While not pleased with some aspects of the planned new airfield to be built on Camp Schwab in northern Okinawa, Nakaima saw the construction as vital to the local economy, where unemployment sits at eight percent, double the national average. He wants the project moved forward quickly, with Futenma being closed within three years as the new airfield and support facilities are built at an accelerated pace. The U.S. and Japanese governments agreed in May to construct two runways in a V-shape on Camp Schwab by 2014, at which time Futenma would be closed and 8,000 Marines moved from Okinawa to Guam.

“The V-letter type runway is not good,” says Nakaima, “and I prefer (current governor) Keiichi Inamine’s opinion of making a provisional heliport at Henoko.” That puts him at odds with Nago City mayor Yoshikazu Shimabukuro, in whose district the new airfield would be. “I want the new governor to understand our opinion that we agree with the Japanese government,” Shimabukuro says, “that it is a better idea to make the V-letter type airfield”.

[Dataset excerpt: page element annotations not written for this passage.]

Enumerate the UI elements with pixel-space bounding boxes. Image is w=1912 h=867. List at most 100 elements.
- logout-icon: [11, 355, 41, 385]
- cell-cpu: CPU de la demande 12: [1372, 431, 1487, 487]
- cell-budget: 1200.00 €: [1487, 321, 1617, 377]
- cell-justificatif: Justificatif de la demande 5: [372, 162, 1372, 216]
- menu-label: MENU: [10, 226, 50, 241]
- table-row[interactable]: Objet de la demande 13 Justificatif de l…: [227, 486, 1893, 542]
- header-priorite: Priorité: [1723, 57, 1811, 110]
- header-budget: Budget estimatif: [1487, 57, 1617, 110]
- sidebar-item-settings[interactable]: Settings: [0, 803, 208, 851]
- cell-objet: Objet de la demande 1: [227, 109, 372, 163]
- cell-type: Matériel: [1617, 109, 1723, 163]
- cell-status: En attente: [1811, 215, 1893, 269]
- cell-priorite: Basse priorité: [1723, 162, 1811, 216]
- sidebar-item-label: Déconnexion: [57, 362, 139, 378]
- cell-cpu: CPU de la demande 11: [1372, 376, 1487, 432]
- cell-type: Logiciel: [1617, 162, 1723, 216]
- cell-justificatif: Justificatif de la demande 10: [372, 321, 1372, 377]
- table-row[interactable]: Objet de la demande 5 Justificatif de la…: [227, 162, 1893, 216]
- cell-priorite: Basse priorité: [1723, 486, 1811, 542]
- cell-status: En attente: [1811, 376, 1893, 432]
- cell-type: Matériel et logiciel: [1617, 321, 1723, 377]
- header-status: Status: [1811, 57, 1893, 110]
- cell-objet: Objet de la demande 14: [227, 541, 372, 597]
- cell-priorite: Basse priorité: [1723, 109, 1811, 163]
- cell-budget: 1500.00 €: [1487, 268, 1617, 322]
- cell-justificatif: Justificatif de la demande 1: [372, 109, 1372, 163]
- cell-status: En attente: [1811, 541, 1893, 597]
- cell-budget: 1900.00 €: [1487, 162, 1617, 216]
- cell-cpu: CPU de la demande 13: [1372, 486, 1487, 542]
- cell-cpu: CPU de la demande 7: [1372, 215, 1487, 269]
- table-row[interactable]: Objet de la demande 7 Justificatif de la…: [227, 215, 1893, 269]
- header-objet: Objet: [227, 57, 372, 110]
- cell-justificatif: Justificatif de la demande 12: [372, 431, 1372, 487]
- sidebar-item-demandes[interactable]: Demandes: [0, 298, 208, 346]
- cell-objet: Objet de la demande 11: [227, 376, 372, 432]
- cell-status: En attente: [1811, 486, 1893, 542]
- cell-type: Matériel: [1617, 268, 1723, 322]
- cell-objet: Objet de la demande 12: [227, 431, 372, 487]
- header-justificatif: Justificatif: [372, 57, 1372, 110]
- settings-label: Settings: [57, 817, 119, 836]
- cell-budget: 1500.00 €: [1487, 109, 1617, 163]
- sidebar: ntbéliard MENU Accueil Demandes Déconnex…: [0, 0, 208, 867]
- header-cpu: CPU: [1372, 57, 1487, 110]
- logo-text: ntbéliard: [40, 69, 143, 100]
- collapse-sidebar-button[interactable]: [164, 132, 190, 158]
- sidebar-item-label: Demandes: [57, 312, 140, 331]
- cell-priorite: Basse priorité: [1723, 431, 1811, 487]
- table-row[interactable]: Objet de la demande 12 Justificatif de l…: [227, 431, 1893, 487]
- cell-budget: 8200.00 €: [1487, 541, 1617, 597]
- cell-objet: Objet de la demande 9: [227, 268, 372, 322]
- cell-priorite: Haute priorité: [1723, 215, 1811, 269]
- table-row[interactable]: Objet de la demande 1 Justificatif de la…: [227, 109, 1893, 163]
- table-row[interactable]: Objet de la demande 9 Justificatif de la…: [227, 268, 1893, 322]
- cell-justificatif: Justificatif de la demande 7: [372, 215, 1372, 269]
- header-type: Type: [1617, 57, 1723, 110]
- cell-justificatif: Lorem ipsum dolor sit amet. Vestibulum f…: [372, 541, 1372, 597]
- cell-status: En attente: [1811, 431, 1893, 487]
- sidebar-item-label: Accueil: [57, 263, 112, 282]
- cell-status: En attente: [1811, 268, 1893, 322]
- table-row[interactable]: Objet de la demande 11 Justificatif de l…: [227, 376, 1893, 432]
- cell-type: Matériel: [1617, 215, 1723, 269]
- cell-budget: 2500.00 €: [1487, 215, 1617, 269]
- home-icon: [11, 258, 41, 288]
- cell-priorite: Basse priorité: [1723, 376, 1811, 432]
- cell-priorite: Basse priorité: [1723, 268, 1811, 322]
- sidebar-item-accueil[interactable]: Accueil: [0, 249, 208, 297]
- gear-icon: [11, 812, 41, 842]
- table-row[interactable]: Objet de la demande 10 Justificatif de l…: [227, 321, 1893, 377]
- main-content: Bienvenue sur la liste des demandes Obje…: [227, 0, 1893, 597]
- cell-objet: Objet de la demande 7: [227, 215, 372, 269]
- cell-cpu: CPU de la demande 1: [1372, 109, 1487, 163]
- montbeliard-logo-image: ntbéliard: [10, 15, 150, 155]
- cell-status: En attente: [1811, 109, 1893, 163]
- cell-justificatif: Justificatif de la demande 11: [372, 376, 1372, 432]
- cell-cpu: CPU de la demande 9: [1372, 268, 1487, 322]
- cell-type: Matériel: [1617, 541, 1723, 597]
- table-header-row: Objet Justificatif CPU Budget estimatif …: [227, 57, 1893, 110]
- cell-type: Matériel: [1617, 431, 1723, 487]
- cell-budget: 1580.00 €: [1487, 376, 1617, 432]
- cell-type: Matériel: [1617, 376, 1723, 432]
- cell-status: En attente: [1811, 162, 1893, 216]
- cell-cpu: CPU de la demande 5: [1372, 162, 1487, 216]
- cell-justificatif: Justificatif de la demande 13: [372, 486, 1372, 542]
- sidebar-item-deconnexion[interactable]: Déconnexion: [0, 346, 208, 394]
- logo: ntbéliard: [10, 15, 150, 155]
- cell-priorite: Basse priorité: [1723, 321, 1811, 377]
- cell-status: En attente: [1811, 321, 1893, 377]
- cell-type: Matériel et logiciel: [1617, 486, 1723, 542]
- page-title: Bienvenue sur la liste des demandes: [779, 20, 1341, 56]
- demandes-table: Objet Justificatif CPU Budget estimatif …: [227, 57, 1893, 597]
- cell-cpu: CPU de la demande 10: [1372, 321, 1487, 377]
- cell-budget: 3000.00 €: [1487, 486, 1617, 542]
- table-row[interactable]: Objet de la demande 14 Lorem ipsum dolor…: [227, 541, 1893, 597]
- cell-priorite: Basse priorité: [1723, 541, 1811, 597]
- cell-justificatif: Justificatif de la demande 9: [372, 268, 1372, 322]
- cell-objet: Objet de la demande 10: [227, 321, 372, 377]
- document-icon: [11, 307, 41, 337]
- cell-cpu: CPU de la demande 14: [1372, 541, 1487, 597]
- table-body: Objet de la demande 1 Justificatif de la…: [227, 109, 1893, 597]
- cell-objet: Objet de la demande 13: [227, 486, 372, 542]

Okinawa City voters gave Nakaima a 5,000 vote margin, 31,492 to 26,395. Okinawa sits between the sprawling Kadena Air Base and U.S. Marine bases Camp Foster and Butler. Nago City, in the heart of what is planned to be the Marine Corps’ bases under realignment, gave Nakaima a nearly 4,000 vote plurality, 16,490 to 12,537. Even residents surrounding Camp Hansen, where troop strength will be beefed up, gave Nakaima a nearly two-to-one victory with 3,393 votes to Itokazu’s 1,822. Only in Ginowan City, where Futenma is located, was the tally close. Still, even there Itokazu went down to defeat 21,944 votes to 20,138. Kadena Town also tossed its support behind Nakaima 4,037 to 2,984 votes. Many had thought that Okinawa City, Ginowan City, Kadena Town and Hansen Town would have sent an anti-military message to the government, but that simply did not happen.

Nakaima has pledged to make economic revitalization the cornerstone to his administration. He says Okinawa has between 70,000~80,000 businesses, but must still rely on mainland Japanese companies to accomplish business here. While the current regime generated 40,000 new jobs, Nakaima promises to create more by pushing to make the prefecture a bastion for the information technology.

Strong support for Nakaima’s approach had been given by Prime Minister Shintaro Abe, who had hinted Okinawa’s continued financial support from Tokyo would be better served by Nakaima as governor. Abe, speaking in Hanoi following the Asia Pacific Economic Cooperation forum, told reporters he was “happy to see a good result” from the election.